Varsovie - l'espace de l'ancien ghetto juif imposé par les nazis

VARSOVIE, 19 nov 2008 (AFP) - Vingt-et-une plaques commémoratives ont été installées au coeur de Varsovie pour marquer l'enceinte de l'ancien ghetto où, pendant la seconde guerre mondiale, les nazis avaient enfermé 450.000 juifs avant de les exterminer.
La ville de Varsovie, le ministère de la Culture et l'Institut historique juif (ZIH) ont officiellement inauguré mercredi cette initiative.
"Le 16 novembre 1940, les nazis ont enfermé les juifs de Varsovie dans le ghetto. Nous avons choisi cette date pour inaugurer le programme", a expliqué Eleonora Bergman, une responsable du projet.
"Le ghetto de Varsovie a été le plus grand ghetto sur la terre polonaise sous l'occupation nazie. Un lieu terrible d'isolement et de mort pour un tiers de la population de la ville", a déclaré la mairesse de Varsovie, Hanna Gronkiewicz-Waltz, lors de la cérémonie d'inauguration.
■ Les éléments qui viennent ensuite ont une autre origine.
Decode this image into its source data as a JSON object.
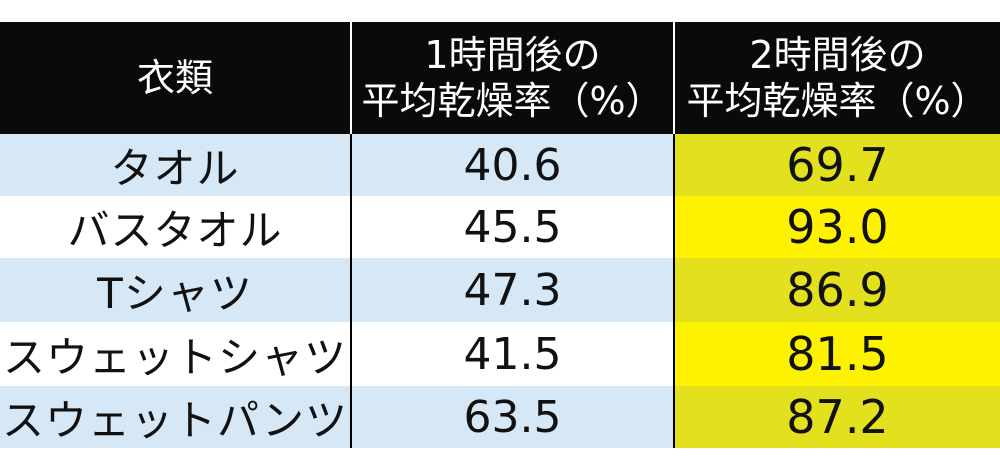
{
  "chart_data": {
    "type": "table",
    "columns": [
      "衣類",
      "1時間後の平均乾燥率（%）",
      "2時間後の平均乾燥率（%）"
    ],
    "header_lines": [
      [
        "衣類"
      ],
      [
        "1時間後の",
        "平均乾燥率（%）"
      ],
      [
        "2時間後の",
        "平均乾燥率（%）"
      ]
    ],
    "rows": [
      {
        "item": "タオル",
        "hour1": "40.6",
        "hour2": "69.7"
      },
      {
        "item": "バスタオル",
        "hour1": "45.5",
        "hour2": "93.0"
      },
      {
        "item": "Tシャツ",
        "hour1": "47.3",
        "hour2": "86.9"
      },
      {
        "item": "スウェットシャツ",
        "hour1": "41.5",
        "hour2": "81.5"
      },
      {
        "item": "スウェットパンツ",
        "hour1": "63.5",
        "hour2": "87.2"
      }
    ]
  },
  "colors": {
    "header_bg": "#0a0a0a",
    "header_text": "#ffffff",
    "row_blue": "#d6e7f5",
    "row_white": "#ffffff",
    "highlight_dark_yellow": "#e3e01e",
    "highlight_yellow": "#fff200"
  }
}
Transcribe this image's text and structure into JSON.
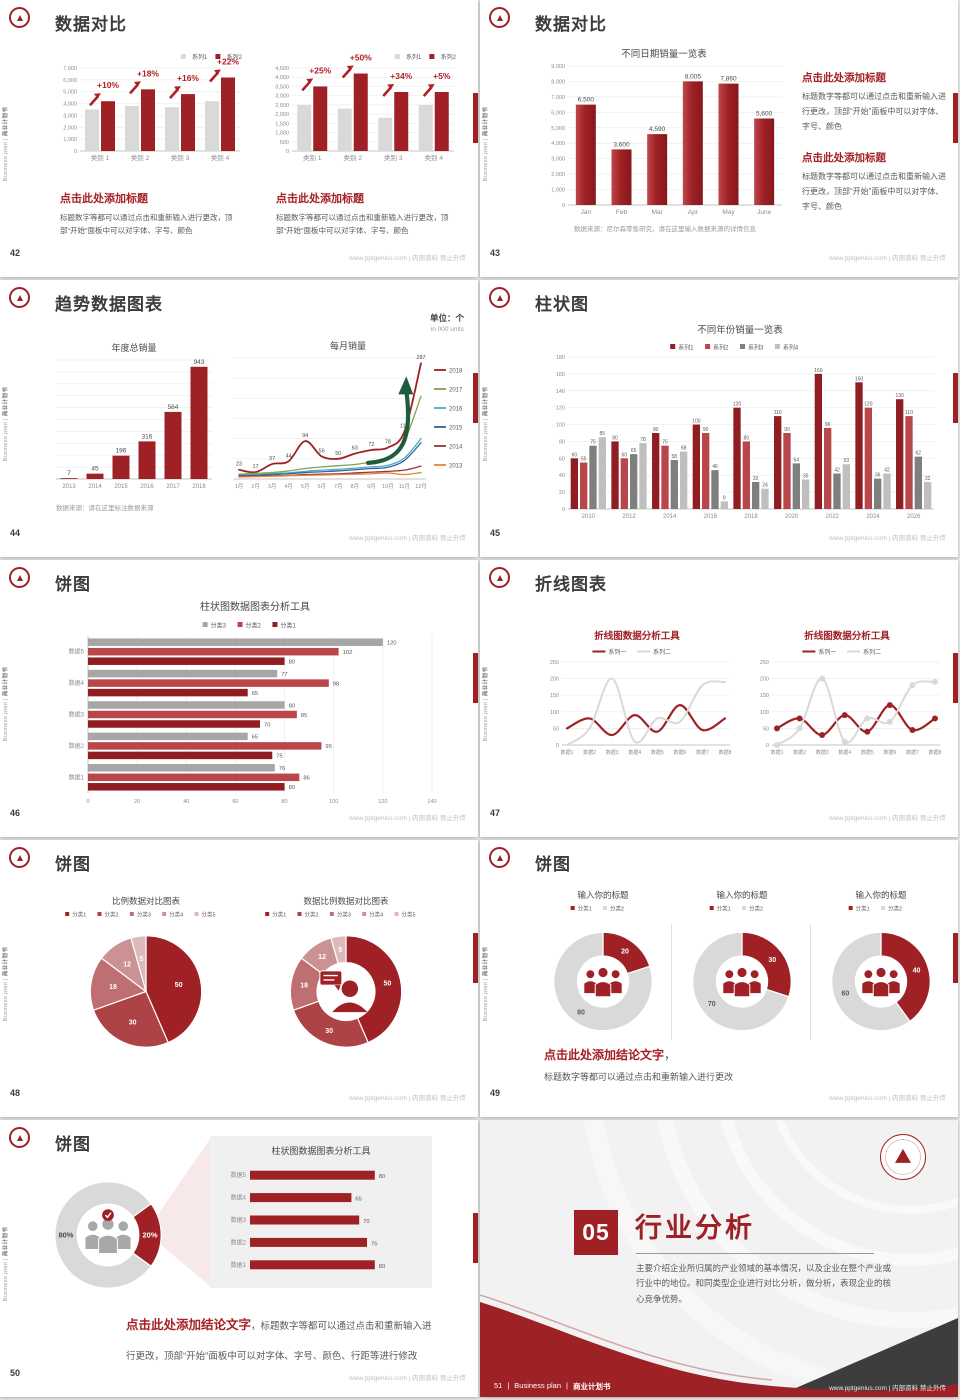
{
  "deck": {
    "brand_en": "Business plan",
    "brand_sep": "|",
    "brand_zh": "商业计划书",
    "footer_site": "www.pptgenius.com | 内部资料 禁止外传",
    "accent_color": "#A02125"
  },
  "slides": {
    "s42": {
      "page": "42",
      "title": "数据对比",
      "caption_left": {
        "heading": "点击此处添加标题",
        "body": "标题数字等都可以通过点击和重新输入进行更改，顶部“开始”面板中可以对字体、字号、颜色"
      },
      "caption_right": {
        "heading": "点击此处添加标题",
        "body": "标题数字等都可以通过点击和重新输入进行更改，顶部“开始”面板中可以对字体、字号、颜色"
      }
    },
    "s43": {
      "page": "43",
      "title": "数据对比",
      "caption_top": {
        "heading": "点击此处添加标题",
        "body": "标题数字等都可以通过点击和重新输入进行更改，顶部“开始”面板中可以对字体、字号、颜色"
      },
      "caption_bottom": {
        "heading": "点击此处添加标题",
        "body": "标题数字等都可以通过点击和重新输入进行更改，顶部“开始”面板中可以对字体、字号、颜色"
      },
      "source": "数据来源：尼尔森零售研究，请在这里输入数据来源的详情信息"
    },
    "s44": {
      "page": "44",
      "title": "趋势数据图表",
      "unit_zh": "单位：个",
      "unit_en": "in 000 units",
      "source": "数据来源：请在这里标注数据来源"
    },
    "s45": {
      "page": "45",
      "title": "柱状图"
    },
    "s46": {
      "page": "46",
      "title": "饼图"
    },
    "s47": {
      "page": "47",
      "title": "折线图表"
    },
    "s48": {
      "page": "48",
      "title": "饼图"
    },
    "s49": {
      "page": "49",
      "title": "饼图",
      "conclusion": {
        "heading": "点击此处添加结论文字",
        "comma": "，",
        "body": "标题数字等都可以通过点击和重新输入进行更改"
      }
    },
    "s50": {
      "page": "50",
      "title": "饼图",
      "conclusion": {
        "heading": "点击此处添加结论文字",
        "body": "，标题数字等都可以通过点击和重新输入进行更改，顶部“开始”面板中可以对字体、字号、颜色、行距等进行修改"
      }
    },
    "s51": {
      "page": "51",
      "number": "05",
      "title": "行业分析",
      "body": "主要介绍企业所归属的产业领域的基本情况，以及企业在整个产业或行业中的地位。和同类型企业进行对比分析，做分析，表现企业的核心竞争优势。"
    }
  },
  "chart_data": [
    {
      "render": "columns",
      "legend": {
        "pos": "tr",
        "items": [
          {
            "label": "系列1",
            "color": "#D9D9D9"
          },
          {
            "label": "系列2",
            "color": "#A02125"
          }
        ]
      },
      "categories": [
        "类别 1",
        "类别 2",
        "类别 3",
        "类别 4"
      ],
      "series": [
        {
          "name": "系列1",
          "color": "#D9D9D9",
          "values": [
            3500,
            3800,
            3700,
            4200
          ]
        },
        {
          "name": "系列2",
          "color": "#A02125",
          "values": [
            4200,
            5200,
            4800,
            6200
          ]
        }
      ],
      "ylim": [
        0,
        7000
      ],
      "ytick": 1000,
      "yfmt": "comma",
      "pct": [
        "+10%",
        "+18%",
        "+16%",
        "+22%"
      ]
    },
    {
      "render": "columns",
      "legend": {
        "pos": "tr",
        "items": [
          {
            "label": "系列1",
            "color": "#D9D9D9"
          },
          {
            "label": "系列2",
            "color": "#A02125"
          }
        ]
      },
      "categories": [
        "类别 1",
        "类别 2",
        "类别 3",
        "类别 4"
      ],
      "series": [
        {
          "name": "系列1",
          "color": "#D9D9D9",
          "values": [
            2500,
            2300,
            1800,
            2500
          ]
        },
        {
          "name": "系列2",
          "color": "#A02125",
          "values": [
            3500,
            4200,
            3200,
            3200
          ]
        }
      ],
      "ylim": [
        0,
        4500
      ],
      "ytick": 500,
      "yfmt": "comma",
      "pct": [
        "+25%",
        "+50%",
        "+34%",
        "+5%"
      ]
    },
    {
      "render": "columns",
      "title": "不同日期销量一览表",
      "titleSize": 9.5,
      "categories": [
        "Jan",
        "Feb",
        "Mar",
        "Apr",
        "May",
        "June"
      ],
      "series": [
        {
          "name": "销量",
          "color": "#9E2125",
          "values": [
            6500,
            3600,
            4590,
            8005,
            7860,
            5600
          ]
        }
      ],
      "labels": [
        "6,500",
        "3,600",
        "4,590",
        "8,005",
        "7,860",
        "5,600"
      ],
      "ylim": [
        0,
        9000
      ],
      "ytick": 1000,
      "yfmt": "comma",
      "maxBar": 20,
      "gradient": true
    },
    {
      "render": "columns",
      "title": "年度总销量",
      "titleSize": 9,
      "categories": [
        "2013",
        "2014",
        "2015",
        "2016",
        "2017",
        "2018"
      ],
      "series": [
        {
          "name": "销量",
          "color": "#9E2125",
          "values": [
            7,
            45,
            196,
            316,
            564,
            943
          ]
        }
      ],
      "labels": [
        "7",
        "45",
        "196",
        "316",
        "564",
        "943"
      ],
      "ylim": [
        0,
        1000
      ],
      "ytick": 100,
      "showY": false,
      "maxBar": 17,
      "catSize": 6
    },
    {
      "render": "lines",
      "title": "每月销量",
      "titleSize": 9,
      "categories": [
        "1月",
        "2月",
        "3月",
        "4月",
        "5月",
        "6月",
        "7月",
        "8月",
        "9月",
        "10月",
        "11月",
        "12月"
      ],
      "ylim": [
        0,
        300
      ],
      "ytick": 50,
      "showY": false,
      "smooth": true,
      "legend": {
        "pos": "right"
      },
      "series": [
        {
          "name": "2018",
          "color": "#9E2125",
          "width": 1.8,
          "values": [
            23,
            17,
            37,
            44,
            94,
            56,
            50,
            63,
            72,
            78,
            118,
            287
          ],
          "labels": [
            "23",
            "17",
            "37",
            "44",
            "94",
            "56",
            "50",
            "63",
            "72",
            "78",
            "118",
            "287"
          ]
        },
        {
          "name": "2017",
          "color": "#7FA650",
          "width": 1.3,
          "values": [
            12,
            14,
            16,
            20,
            26,
            30,
            33,
            36,
            42,
            48,
            95,
            205
          ]
        },
        {
          "name": "2016",
          "color": "#4BACC6",
          "width": 1.3,
          "values": [
            10,
            11,
            13,
            15,
            19,
            22,
            24,
            27,
            30,
            34,
            52,
            100
          ]
        },
        {
          "name": "2015",
          "color": "#31659C",
          "width": 1.3,
          "values": [
            8,
            9,
            11,
            13,
            16,
            18,
            20,
            23,
            26,
            29,
            46,
            90
          ]
        },
        {
          "name": "2014",
          "color": "#953735",
          "width": 1.3,
          "values": [
            6,
            7,
            8,
            9,
            11,
            12,
            13,
            15,
            17,
            19,
            22,
            32
          ]
        },
        {
          "name": "2013",
          "color": "#E4813D",
          "width": 1.3,
          "values": [
            5,
            6,
            7,
            8,
            9,
            10,
            11,
            12,
            13,
            15,
            11,
            16
          ]
        }
      ],
      "arrow": true,
      "catSize": 5.5,
      "labelSize": 5.5
    },
    {
      "render": "columns",
      "title": "不同年份销量一览表",
      "titleSize": 9.5,
      "legend": {
        "pos": "tc",
        "items": [
          {
            "label": "系列1",
            "color": "#8F1D21"
          },
          {
            "label": "系列2",
            "color": "#B8464B"
          },
          {
            "label": "系列3",
            "color": "#7F7F7F"
          },
          {
            "label": "系列4",
            "color": "#BFBFBF"
          }
        ]
      },
      "categories": [
        "2010",
        "2012",
        "2014",
        "2016",
        "2018",
        "2020",
        "2022",
        "2024",
        "2026"
      ],
      "series": [
        {
          "name": "系列1",
          "color": "#8F1D21",
          "values": [
            60,
            80,
            90,
            100,
            120,
            110,
            160,
            150,
            130
          ]
        },
        {
          "name": "系列2",
          "color": "#B8464B",
          "values": [
            55,
            60,
            75,
            90,
            80,
            90,
            96,
            120,
            110
          ]
        },
        {
          "name": "系列3",
          "color": "#7F7F7F",
          "values": [
            75,
            65,
            58,
            46,
            32,
            54,
            42,
            36,
            62
          ]
        },
        {
          "name": "系列4",
          "color": "#BFBFBF",
          "values": [
            85,
            78,
            68,
            9,
            24,
            35,
            53,
            42,
            32
          ]
        }
      ],
      "ylim": [
        0,
        180
      ],
      "ytick": 20,
      "valueLabels": true,
      "labelSize": 5,
      "catSize": 6
    },
    {
      "render": "hbars",
      "title": "柱状图数据图表分析工具",
      "titleSize": 10,
      "legend": {
        "pos": "tc",
        "items": [
          {
            "label": "分类3",
            "color": "#A6A6A6"
          },
          {
            "label": "分类2",
            "color": "#B8464B"
          },
          {
            "label": "分类1",
            "color": "#8F1D21"
          }
        ]
      },
      "categories": [
        "数据5",
        "数据4",
        "数据3",
        "数据2",
        "数据1"
      ],
      "series": [
        {
          "name": "分类3",
          "color": "#A6A6A6",
          "values": [
            120,
            77,
            80,
            65,
            76
          ]
        },
        {
          "name": "分类2",
          "color": "#B8464B",
          "values": [
            102,
            98,
            85,
            95,
            86
          ]
        },
        {
          "name": "分类1",
          "color": "#8F1D21",
          "values": [
            80,
            65,
            70,
            75,
            80
          ]
        }
      ],
      "xlim": [
        0,
        140
      ],
      "xtick": 20,
      "valueLabels": true
    },
    {
      "render": "lines",
      "title": "折线图数据分析工具",
      "titleColor": "#A02125",
      "titleBold": true,
      "titleSize": 9.5,
      "legend": {
        "pos": "tc"
      },
      "categories": [
        "数据1",
        "数据2",
        "数据3",
        "数据4",
        "数据5",
        "数据6",
        "数据7",
        "数据8"
      ],
      "ylim": [
        0,
        250
      ],
      "ytick": 50,
      "showY": true,
      "smooth": true,
      "series": [
        {
          "name": "系列一",
          "color": "#9E2125",
          "width": 2.2,
          "values": [
            50,
            80,
            30,
            90,
            40,
            120,
            45,
            80
          ]
        },
        {
          "name": "系列二",
          "color": "#D9D9D9",
          "width": 2,
          "values": [
            0,
            50,
            200,
            10,
            80,
            70,
            180,
            190
          ]
        }
      ],
      "catSize": 5
    },
    {
      "render": "lines",
      "title": "折线图数据分析工具",
      "titleColor": "#A02125",
      "titleBold": true,
      "titleSize": 9.5,
      "legend": {
        "pos": "tc"
      },
      "markers": true,
      "categories": [
        "数据1",
        "数据2",
        "数据3",
        "数据4",
        "数据5",
        "数据6",
        "数据7",
        "数据8"
      ],
      "ylim": [
        0,
        250
      ],
      "ytick": 50,
      "showY": true,
      "smooth": true,
      "series": [
        {
          "name": "系列一",
          "color": "#9E2125",
          "width": 2.2,
          "values": [
            50,
            80,
            30,
            90,
            40,
            120,
            45,
            80
          ]
        },
        {
          "name": "系列二",
          "color": "#D9D9D9",
          "width": 2,
          "values": [
            0,
            50,
            200,
            10,
            80,
            70,
            180,
            190
          ]
        }
      ],
      "catSize": 5
    },
    {
      "render": "pie",
      "title": "比例数据对比图表",
      "titleSize": 8.5,
      "legend": {
        "pos": "tc",
        "items": [
          {
            "label": "分类1",
            "color": "#A02125"
          },
          {
            "label": "分类2",
            "color": "#AD4247"
          },
          {
            "label": "分类3",
            "color": "#BD6F72"
          },
          {
            "label": "分类4",
            "color": "#CB9294"
          },
          {
            "label": "分类5",
            "color": "#DDB9BA"
          }
        ]
      },
      "values": [
        50,
        30,
        18,
        12,
        5
      ],
      "labels": [
        "50",
        "30",
        "18",
        "12",
        "5"
      ],
      "colors": [
        "#A02125",
        "#AD4247",
        "#BD6F72",
        "#CB9294",
        "#DDB9BA"
      ],
      "labelColors": [
        "#ffffff",
        "#ffffff",
        "#ffffff",
        "#ffffff",
        "#ffffff"
      ],
      "rScale": 0.85
    },
    {
      "render": "pie",
      "title": "数据比例数据对比图表",
      "titleSize": 8.5,
      "legend": {
        "pos": "tc",
        "items": [
          {
            "label": "分类1",
            "color": "#A02125"
          },
          {
            "label": "分类2",
            "color": "#AD4247"
          },
          {
            "label": "分类3",
            "color": "#BD6F72"
          },
          {
            "label": "分类4",
            "color": "#CB9294"
          },
          {
            "label": "分类5",
            "color": "#DDB9BA"
          }
        ]
      },
      "values": [
        50,
        30,
        18,
        12,
        5
      ],
      "labels": [
        "50",
        "30",
        "18",
        "12",
        "5"
      ],
      "colors": [
        "#A02125",
        "#AD4247",
        "#BD6F72",
        "#CB9294",
        "#DDB9BA"
      ],
      "labelColors": [
        "#ffffff",
        "#ffffff",
        "#ffffff",
        "#ffffff",
        "#ffffff"
      ],
      "inner": 0.52,
      "icon": "person-bubble",
      "rScale": 0.85
    },
    {
      "render": "pie",
      "title": "输入你的标题",
      "titleSize": 8.5,
      "legend": {
        "pos": "tc",
        "items": [
          {
            "label": "分类1",
            "color": "#A02125"
          },
          {
            "label": "分类2",
            "color": "#D9D9D9"
          }
        ]
      },
      "values": [
        20,
        80
      ],
      "labels": [
        "20",
        "80"
      ],
      "colors": [
        "#A02125",
        "#D9D9D9"
      ],
      "labelColors": [
        "#ffffff",
        "#595959"
      ],
      "inner": 0.52,
      "icon": "people",
      "rScale": 0.8
    },
    {
      "render": "pie",
      "title": "输入你的标题",
      "titleSize": 8.5,
      "legend": {
        "pos": "tc",
        "items": [
          {
            "label": "分类1",
            "color": "#A02125"
          },
          {
            "label": "分类2",
            "color": "#D9D9D9"
          }
        ]
      },
      "values": [
        30,
        70
      ],
      "labels": [
        "30",
        "70"
      ],
      "colors": [
        "#A02125",
        "#D9D9D9"
      ],
      "labelColors": [
        "#ffffff",
        "#595959"
      ],
      "inner": 0.52,
      "icon": "people",
      "rScale": 0.8
    },
    {
      "render": "pie",
      "title": "输入你的标题",
      "titleSize": 8.5,
      "legend": {
        "pos": "tc",
        "items": [
          {
            "label": "分类1",
            "color": "#A02125"
          },
          {
            "label": "分类2",
            "color": "#D9D9D9"
          }
        ]
      },
      "values": [
        40,
        60
      ],
      "labels": [
        "40",
        "60"
      ],
      "colors": [
        "#A02125",
        "#D9D9D9"
      ],
      "labelColors": [
        "#ffffff",
        "#595959"
      ],
      "inner": 0.52,
      "icon": "people",
      "rScale": 0.8
    },
    {
      "render": "pie",
      "values": [
        20,
        80
      ],
      "labels": [
        "20%",
        "80%"
      ],
      "colors": [
        "#A02125",
        "#D9D9D9"
      ],
      "labelColors": [
        "#ffffff",
        "#4a4a4a"
      ],
      "inner": 0.58,
      "startAngle": 54,
      "icon": "people-gray",
      "rScale": 0.95,
      "labelSize": 7.5
    },
    {
      "render": "hbars",
      "title": "柱状图数据图表分析工具",
      "titleSize": 9,
      "categories": [
        "数据5",
        "数据4",
        "数据3",
        "数据2",
        "数据1"
      ],
      "series": [
        {
          "name": "数据",
          "color": "#9E2125",
          "values": [
            80,
            65,
            70,
            75,
            80
          ]
        }
      ],
      "xlim": [
        0,
        100
      ],
      "valueLabels": true,
      "showX": false,
      "barH": 9,
      "mL": 34
    }
  ]
}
Les plaques ont été installées tout au long de l'enceinte initiale du ghetto, c'est-à-dire le quartier délimité en novembre 1940 par les nazis sur 307 hectares dans le centre de la capitale.
Des photos d'avant-guerre et du temps du ghetto, avec des légendes en polonais et en anglais, accompagnent les plaques.
"Ce programme a une signification particulière. C'est un moyen pour lutter contre l'amnésie, la plus grave des maladies dans la vie des sociétés", a souligné un vice-ministre de la Culture, Tomasz Merta.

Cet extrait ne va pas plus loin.